Im Kino: "Zweiohrküken" mit Til Schweiger
Kennen Sie noch den Pirelli-Kalender? Da werden virile Auto-Erotik-Fantasien das ganz Jahr durch gefeiert! Und weil Til Schweiger als Sexidol genügend Selbstironie zu besitzen scheint, beginnt „Zweiohrküken“ mit einer Klischee-Steigerung: Glitzernde Kampfflugzeuge phallisch in gleißender Sonne.
Aber aus der letzten Männerdomäne entsteigt dem Cockpit eine Superfrau, die auch noch die Overall-Hüllen fallen lässt. Cut und aus der Traum. Ludo (Til Schweiger) erwacht vom Dauer-Mosern der Kindergarten-Frau (Nora Tschirner). Denn seit „Keinohrhasen“ sind Anna und Ludo ein Paar, das riskanterweise auch noch zsammengezogen ist.
Und so muss Ludo sich täglich Motz-Tiraden gefallen lassen über die Unmöglichkeit, mit Männern, vor allem wie Ludo, zusammenzuleben. Thema: z.B. Flaschen wegbringen, Klopapier kaufen, etc...
Wer jetzt glaubt, dass sich „Zweiohrküken“ aus der Klischeefalle nicht mehr befreien kann, unterschätzt diesen Film. Denn es gelingen wirklich wunderbare Beziehungs-Ping-Pong-Spiele wie man sie aus amerikanischen Screwball-Komödien kennt, nur eben auf das deutsche Lebensgefühl angewandt, damit angenehm politisch unkorrekter. Ludo hat bald das Gefühl, man kann es Frauen nicht recht machen: „Weißt du was: Dir langt es nicht, dass ich die Flachen wegbringe. Du willst, dass ich sie auch noch gerne wegbringe!“
Witzig ist auch, wie Schweiger als Ludo männliche Tricks entlarvt, sich aus der Affäre zu ziehen.
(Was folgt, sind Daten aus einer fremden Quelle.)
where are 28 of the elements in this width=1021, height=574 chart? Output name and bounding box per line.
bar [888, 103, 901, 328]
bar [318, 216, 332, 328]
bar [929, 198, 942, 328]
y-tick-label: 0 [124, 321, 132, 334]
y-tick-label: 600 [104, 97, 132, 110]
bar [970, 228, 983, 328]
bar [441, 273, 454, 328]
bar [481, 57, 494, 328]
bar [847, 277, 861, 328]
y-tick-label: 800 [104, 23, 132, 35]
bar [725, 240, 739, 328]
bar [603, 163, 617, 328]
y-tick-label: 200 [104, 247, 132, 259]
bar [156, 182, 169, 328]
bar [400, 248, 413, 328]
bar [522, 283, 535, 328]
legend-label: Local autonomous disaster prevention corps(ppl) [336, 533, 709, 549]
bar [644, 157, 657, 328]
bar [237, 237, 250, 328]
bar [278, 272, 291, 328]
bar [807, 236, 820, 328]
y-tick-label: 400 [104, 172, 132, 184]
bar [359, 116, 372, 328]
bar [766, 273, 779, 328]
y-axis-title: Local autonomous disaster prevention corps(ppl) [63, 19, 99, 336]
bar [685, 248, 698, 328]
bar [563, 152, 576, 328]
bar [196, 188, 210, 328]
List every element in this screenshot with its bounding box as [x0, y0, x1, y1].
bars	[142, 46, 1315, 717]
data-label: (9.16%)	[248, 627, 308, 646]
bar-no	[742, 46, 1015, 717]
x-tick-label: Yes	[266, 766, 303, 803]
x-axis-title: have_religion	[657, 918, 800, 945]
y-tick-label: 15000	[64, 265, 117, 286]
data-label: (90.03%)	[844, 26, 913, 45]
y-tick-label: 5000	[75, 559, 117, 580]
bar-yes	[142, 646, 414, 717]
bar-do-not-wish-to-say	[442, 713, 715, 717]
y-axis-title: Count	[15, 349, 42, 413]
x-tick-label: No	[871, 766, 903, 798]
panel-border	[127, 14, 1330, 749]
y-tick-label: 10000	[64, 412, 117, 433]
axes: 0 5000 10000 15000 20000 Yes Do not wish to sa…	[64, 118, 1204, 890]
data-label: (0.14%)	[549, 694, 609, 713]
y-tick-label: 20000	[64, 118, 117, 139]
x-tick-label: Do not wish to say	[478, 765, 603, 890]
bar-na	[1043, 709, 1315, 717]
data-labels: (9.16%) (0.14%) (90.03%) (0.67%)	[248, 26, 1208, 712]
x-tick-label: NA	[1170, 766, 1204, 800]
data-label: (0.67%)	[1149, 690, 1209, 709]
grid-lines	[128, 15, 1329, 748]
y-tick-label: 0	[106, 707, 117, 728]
Wegen eines Rendezvous völlig übernächtigt, aber für die Freundin im Kindergarteneinsatz, spielt Ludo einfach die Janosch-Karte und schlägt den Kindern das „Winterschlaf-Spiel“ vor, mit ihm als dicken Waldbär. „Zweiohrküken“ ist die gelungene Fortsetzung von „Keinohrhasen“. Es geht nicht mehr nur um Anbahnung, sondern um Zusammenleben und Eifersucht.
Und da trifft die Kernaussage wahrscheinlich das moderne, postemanzipatorische Lebensgefühl: Männer und Frauen passen nicht zu sammen, aber zu versuchen lohnt sich jedenfalls. Mario Barth erzählt das in „Männersachen“ so dumm und platt, dass man sich als Zuschauer dauernd fremdschämt.
Til Schweiger dagegen löst das Problem einer postemanzipatorischen Welt mit selbstbewussten Frauen und verunsicherten Männern nicht einfach durch Rückzug des Mannes, sondern wirklich weiterführend intelligent und amüsant: Der Mann als machistischer Frauenversteher. Er weiß, was Frauen wollen, geht darauf ein, ohne sich dabei den Schwanz abschneiden zu lassen. So profitieren beide: Sie hat keinen Schluffi zu Hause, den sie letztlich nicht achtet und er darf sich – bei aller Partnerschaftlichkeit – noch klassisch männlich fühlen. Und da kommt man auch darüber hinweg, dass er seine Ex trifft und ihr Ex zu Besuch kommt. Und dass man es Frauen bei der Frage „Was soll ich anziehen?“ nie wird recht machen können. Damit lässt es sich leben, oder?